The routes are being received but not accepted yet, as we don't have any prefix lists or policy maps.
anton@core1> show bgp summary
Threading mode: BGP I/O
Default eBGP mode: advertise - accept, receive - accept
Groups: 1 Peers: 1 Down peers: 0
Table Tot Paths Act Paths Suppressed History Damp State Pending
inet.0
255 0 0 0 0 0
Peer AS InPkt OutPkt OutQ Flaps Last Up/Dwn State|#Active/Received/Accepted/Damped...

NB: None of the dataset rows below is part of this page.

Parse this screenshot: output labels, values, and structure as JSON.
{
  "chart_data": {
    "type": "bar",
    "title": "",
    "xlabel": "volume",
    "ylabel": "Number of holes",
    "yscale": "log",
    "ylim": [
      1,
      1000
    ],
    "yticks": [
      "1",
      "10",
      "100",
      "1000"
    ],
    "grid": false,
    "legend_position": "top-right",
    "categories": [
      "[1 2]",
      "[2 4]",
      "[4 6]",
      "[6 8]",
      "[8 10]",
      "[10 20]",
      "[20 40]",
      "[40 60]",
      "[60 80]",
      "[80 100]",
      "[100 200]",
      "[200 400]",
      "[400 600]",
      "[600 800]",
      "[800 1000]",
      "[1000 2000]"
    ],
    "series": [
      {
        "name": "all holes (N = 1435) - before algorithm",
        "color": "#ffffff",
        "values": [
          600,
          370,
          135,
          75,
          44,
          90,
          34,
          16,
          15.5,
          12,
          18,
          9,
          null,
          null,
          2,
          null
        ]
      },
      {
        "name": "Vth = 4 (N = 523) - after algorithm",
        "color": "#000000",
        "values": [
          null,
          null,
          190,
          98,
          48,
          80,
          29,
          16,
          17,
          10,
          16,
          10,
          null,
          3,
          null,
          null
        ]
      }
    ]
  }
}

10.0.1.10 65000 4 2 0 3 6 Establ
inet.0: 0/255/0/0
anton@core1> exit
Connection to core1 closed.
anton@mcc:~/automatedNetwork/lab-01$ ssh core2
Last login: Thu Jul 27 22:58:24 2023 from 10.0.0.2
--- JUNOS 22.3R1.11 Kernel 64-bit JNPR-12.1-20220816.a81ed05_buil
anton@core2> show bgp summary
Threading mode: BGP I/O
Default eBGP mode: advertise - accept, receive - accept
Groups: 1 Peers: 1 Down peers: 0
Table Tot Paths Act Paths Suppressed History Damp State Pending
inet.0
255 0 0 0 0 0
Peer AS InPkt OutPkt OutQ Flaps Last Up/Dwn State|#Active/Received/Accepted/Damped...
10.0.2.10 65000 4 2 0 1 20 Establ
inet.0: 0/255/0/0
Although this is the very basic concept lab, hopefully it provides the necessary building blocks to develop further. By exploring information gathering, templating configuration, and deploying configuration, you now possess the essential building blocks to delve deeper into the world of network automation.
Remember, this lab is just the beginning of your journey towards harnessing the power of Ansible for managing Junos devices efficiently. With this foundation, you can now explore more advanced automation techniques, integrate Ansible with other tools, and tackle real-world network automation challenges.
Keep exploring, learning, and experimenting with Ansible and Junos OS to enhance your skills and bring greater automation and efficiency to your network management tasks. Happy automating!